Серкебай сильно дернул дверь, крючок сломался. Шуру стояла в углу и плакала. Он подбежал к ней и обнял. Другой бы поцеловал в лицо, а он - в спину. Может быть, думал, что если сделает так, то понравится ей. Но Шуру оттолкнула Серкебая локтем.

- Уходи и не показывайся мне на глаза. Подумаешь, сам точно перевязанный сноп, иди к своей Бурмакан. У меня нос кривой! Иди к той, с прямым носом!
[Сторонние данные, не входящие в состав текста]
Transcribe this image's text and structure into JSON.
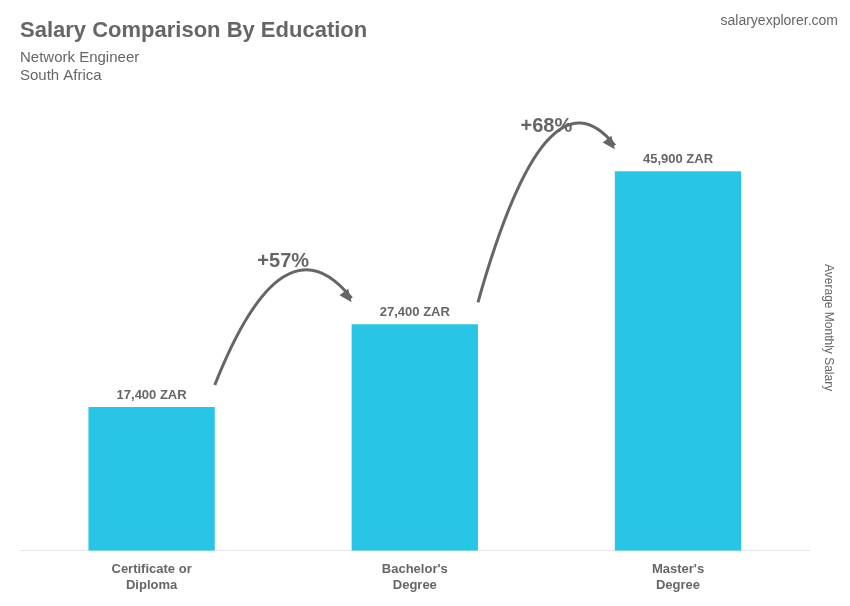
{
  "chart_data": {
    "type": "bar",
    "title": "Salary Comparison By Education",
    "subtitle": [
      "Network Engineer",
      "South Africa"
    ],
    "source": "salaryexplorer.com",
    "ylabel": "Average Monthly Salary",
    "categories": [
      "Certificate or\nDiploma",
      "Bachelor's\nDegree",
      "Master's\nDegree"
    ],
    "values": [
      17400,
      27400,
      45900
    ],
    "value_labels": [
      "17,400 ZAR",
      "27,400 ZAR",
      "45,900 ZAR"
    ],
    "data_labels": true,
    "annotations": [
      "+57%",
      "+68%"
    ],
    "color": "#29c5e6",
    "ylim": [
      0,
      54000
    ],
    "grid": false,
    "tick_labels": "x"
  }
}
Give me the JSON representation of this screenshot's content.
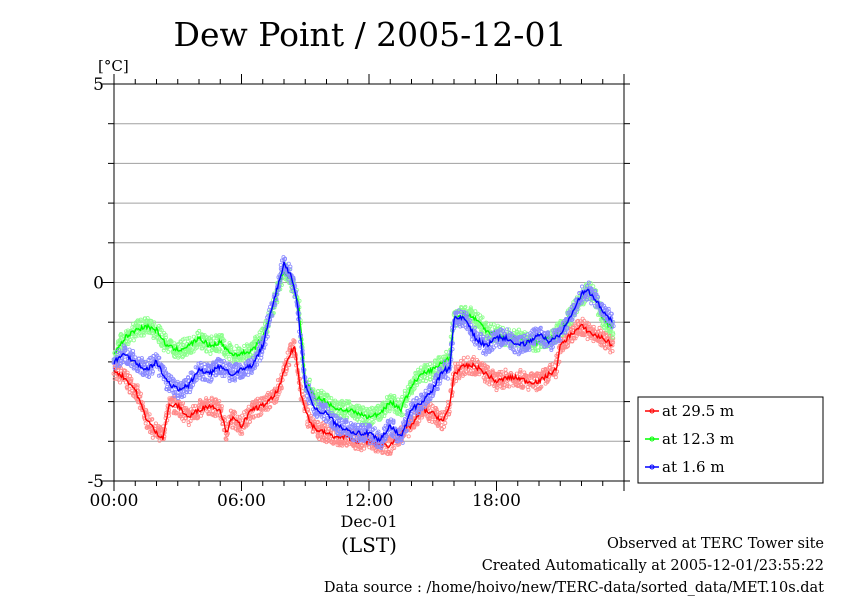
{
  "chart_data": {
    "type": "line",
    "title": "Dew Point / 2005-12-01",
    "ylabel": "[°C]",
    "xlabel": "(LST)",
    "x_date_label": "Dec-01",
    "ylim": [
      -5,
      5
    ],
    "xlim": [
      0,
      24
    ],
    "y_ticks": [
      {
        "value": 5,
        "label": "5"
      },
      {
        "value": 0,
        "label": "0"
      },
      {
        "value": -5,
        "label": "-5"
      }
    ],
    "x_ticks": [
      {
        "value": 0,
        "label": "00:00"
      },
      {
        "value": 6,
        "label": "06:00"
      },
      {
        "value": 12,
        "label": "12:00"
      },
      {
        "value": 18,
        "label": "18:00"
      }
    ],
    "grid": true,
    "legend_position": "right",
    "series": [
      {
        "name": "at 29.5 m",
        "color": "#ff0000",
        "points": [
          [
            0,
            -2.2
          ],
          [
            0.5,
            -2.4
          ],
          [
            1,
            -2.7
          ],
          [
            1.5,
            -3.4
          ],
          [
            2,
            -3.8
          ],
          [
            2.3,
            -3.9
          ],
          [
            2.6,
            -3.1
          ],
          [
            3,
            -3.1
          ],
          [
            3.5,
            -3.4
          ],
          [
            4,
            -3.2
          ],
          [
            4.5,
            -3.1
          ],
          [
            5,
            -3.2
          ],
          [
            5.3,
            -3.8
          ],
          [
            5.5,
            -3.4
          ],
          [
            6,
            -3.6
          ],
          [
            6.5,
            -3.2
          ],
          [
            7,
            -3.1
          ],
          [
            7.5,
            -2.9
          ],
          [
            7.8,
            -2.6
          ],
          [
            8.2,
            -1.9
          ],
          [
            8.5,
            -1.6
          ],
          [
            8.8,
            -2.8
          ],
          [
            9.2,
            -3.5
          ],
          [
            9.5,
            -3.7
          ],
          [
            10,
            -3.8
          ],
          [
            10.5,
            -3.9
          ],
          [
            11,
            -3.9
          ],
          [
            11.5,
            -4.0
          ],
          [
            12,
            -4.0
          ],
          [
            12.5,
            -4.1
          ],
          [
            13,
            -4.1
          ],
          [
            13.5,
            -3.8
          ],
          [
            14,
            -3.6
          ],
          [
            14.5,
            -3.2
          ],
          [
            15,
            -3.3
          ],
          [
            15.5,
            -3.5
          ],
          [
            15.8,
            -3.1
          ],
          [
            16,
            -2.3
          ],
          [
            16.5,
            -2.1
          ],
          [
            17,
            -2.1
          ],
          [
            17.5,
            -2.3
          ],
          [
            18,
            -2.5
          ],
          [
            18.5,
            -2.4
          ],
          [
            19,
            -2.4
          ],
          [
            19.5,
            -2.5
          ],
          [
            20,
            -2.5
          ],
          [
            20.5,
            -2.3
          ],
          [
            20.8,
            -2.2
          ],
          [
            21,
            -1.6
          ],
          [
            21.5,
            -1.3
          ],
          [
            22,
            -1.1
          ],
          [
            22.5,
            -1.3
          ],
          [
            23,
            -1.4
          ],
          [
            23.5,
            -1.6
          ]
        ]
      },
      {
        "name": "at 12.3 m",
        "color": "#00ff00",
        "points": [
          [
            0,
            -1.8
          ],
          [
            0.5,
            -1.4
          ],
          [
            1,
            -1.2
          ],
          [
            1.5,
            -1.1
          ],
          [
            2,
            -1.2
          ],
          [
            2.5,
            -1.6
          ],
          [
            3,
            -1.7
          ],
          [
            3.5,
            -1.6
          ],
          [
            4,
            -1.4
          ],
          [
            4.5,
            -1.6
          ],
          [
            5,
            -1.5
          ],
          [
            5.5,
            -1.8
          ],
          [
            6,
            -1.8
          ],
          [
            6.5,
            -1.7
          ],
          [
            7,
            -1.4
          ],
          [
            7.5,
            -0.6
          ],
          [
            8,
            0.3
          ],
          [
            8.3,
            0.1
          ],
          [
            8.7,
            -0.6
          ],
          [
            9,
            -2.5
          ],
          [
            9.5,
            -2.9
          ],
          [
            10,
            -3.0
          ],
          [
            10.5,
            -3.2
          ],
          [
            11,
            -3.2
          ],
          [
            11.5,
            -3.3
          ],
          [
            12,
            -3.4
          ],
          [
            12.5,
            -3.3
          ],
          [
            13,
            -3.0
          ],
          [
            13.5,
            -3.2
          ],
          [
            14,
            -2.6
          ],
          [
            14.5,
            -2.3
          ],
          [
            15,
            -2.2
          ],
          [
            15.5,
            -2.0
          ],
          [
            15.8,
            -1.9
          ],
          [
            16,
            -0.9
          ],
          [
            16.5,
            -0.8
          ],
          [
            17,
            -0.9
          ],
          [
            17.5,
            -1.2
          ],
          [
            18,
            -1.3
          ],
          [
            18.5,
            -1.4
          ],
          [
            19,
            -1.4
          ],
          [
            19.5,
            -1.5
          ],
          [
            20,
            -1.5
          ],
          [
            20.5,
            -1.4
          ],
          [
            21,
            -1.2
          ],
          [
            21.5,
            -0.8
          ],
          [
            22,
            -0.4
          ],
          [
            22.3,
            -0.2
          ],
          [
            22.6,
            -0.3
          ],
          [
            23,
            -0.9
          ],
          [
            23.5,
            -1.2
          ]
        ]
      },
      {
        "name": "at 1.6 m",
        "color": "#0000ff",
        "points": [
          [
            0,
            -2.0
          ],
          [
            0.5,
            -1.8
          ],
          [
            1,
            -2.0
          ],
          [
            1.5,
            -2.2
          ],
          [
            2,
            -2.0
          ],
          [
            2.5,
            -2.5
          ],
          [
            3,
            -2.7
          ],
          [
            3.5,
            -2.6
          ],
          [
            4,
            -2.2
          ],
          [
            4.5,
            -2.3
          ],
          [
            5,
            -2.1
          ],
          [
            5.5,
            -2.3
          ],
          [
            6,
            -2.2
          ],
          [
            6.5,
            -2.1
          ],
          [
            7,
            -1.6
          ],
          [
            7.5,
            -0.5
          ],
          [
            8,
            0.5
          ],
          [
            8.3,
            0.2
          ],
          [
            8.6,
            -0.4
          ],
          [
            9,
            -2.6
          ],
          [
            9.5,
            -3.2
          ],
          [
            10,
            -3.3
          ],
          [
            10.5,
            -3.6
          ],
          [
            11,
            -3.7
          ],
          [
            11.5,
            -3.8
          ],
          [
            12,
            -3.8
          ],
          [
            12.5,
            -4.0
          ],
          [
            13,
            -3.6
          ],
          [
            13.5,
            -3.9
          ],
          [
            14,
            -3.2
          ],
          [
            14.5,
            -3.0
          ],
          [
            15,
            -2.7
          ],
          [
            15.5,
            -2.2
          ],
          [
            15.8,
            -2.2
          ],
          [
            16,
            -0.9
          ],
          [
            16.5,
            -0.9
          ],
          [
            17,
            -1.4
          ],
          [
            17.5,
            -1.6
          ],
          [
            18,
            -1.4
          ],
          [
            18.5,
            -1.4
          ],
          [
            19,
            -1.6
          ],
          [
            19.5,
            -1.5
          ],
          [
            20,
            -1.3
          ],
          [
            20.5,
            -1.5
          ],
          [
            21,
            -1.3
          ],
          [
            21.5,
            -0.8
          ],
          [
            22,
            -0.3
          ],
          [
            22.3,
            -0.2
          ],
          [
            22.6,
            -0.4
          ],
          [
            23,
            -0.7
          ],
          [
            23.5,
            -1.0
          ]
        ]
      }
    ]
  },
  "footer": {
    "line1": "Observed at TERC Tower site",
    "line2": "Created Automatically at 2005-12-01/23:55:22",
    "line3": "Data source : /home/hoivo/new/TERC-data/sorted_data/MET.10s.dat"
  }
}
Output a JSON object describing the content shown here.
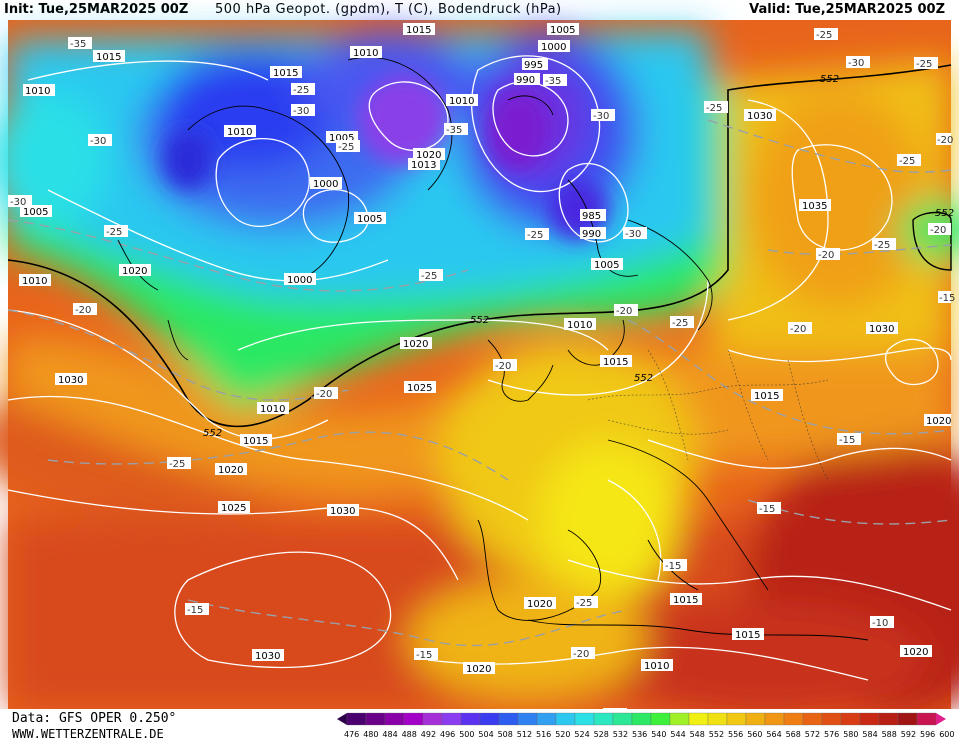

Изо рта Шуру вылетело пламя, сразу перекинулось на крышу дома. Начали гореть небольшие доски. Он хотел было погасить, но Шуру не дала:

- Пусть горит! Это не дом горит, я сама. Ты - жестокий, снимем тебя с поста. Я скажу, что ты поджег мой дом. Я первая выступлю. Сгинь! Ты - безупречный!.. Моего мужа проглотила война, ты проглотил. Из мести послал его на фронт. Найди моего мужа! - Шуру, взбешенная, трижды перевернула все в доме, пыль поднялась столбом. Она била Серкебая всем, что ни попадется под руку. Подушки и одеяла, задевая, гасили огонь, ласкавший крышу. Не только огонь, все погасло. В доме стало холодно.

- Когда я мстил твоему мужу? Эх, Шуру, не дури, и без того тяжелы мои дни. Разве я тебе враг? - спрашивал Серкебай, целуя ее.

- Был врагом. Ты навсегда теперь в ответе за мое несчастье. Что бы ты потерял, если б один раз сделал меня, несчастную, счастливой. Пусть сгорит твоя борода, не мужчина ты, не человек! Уходи!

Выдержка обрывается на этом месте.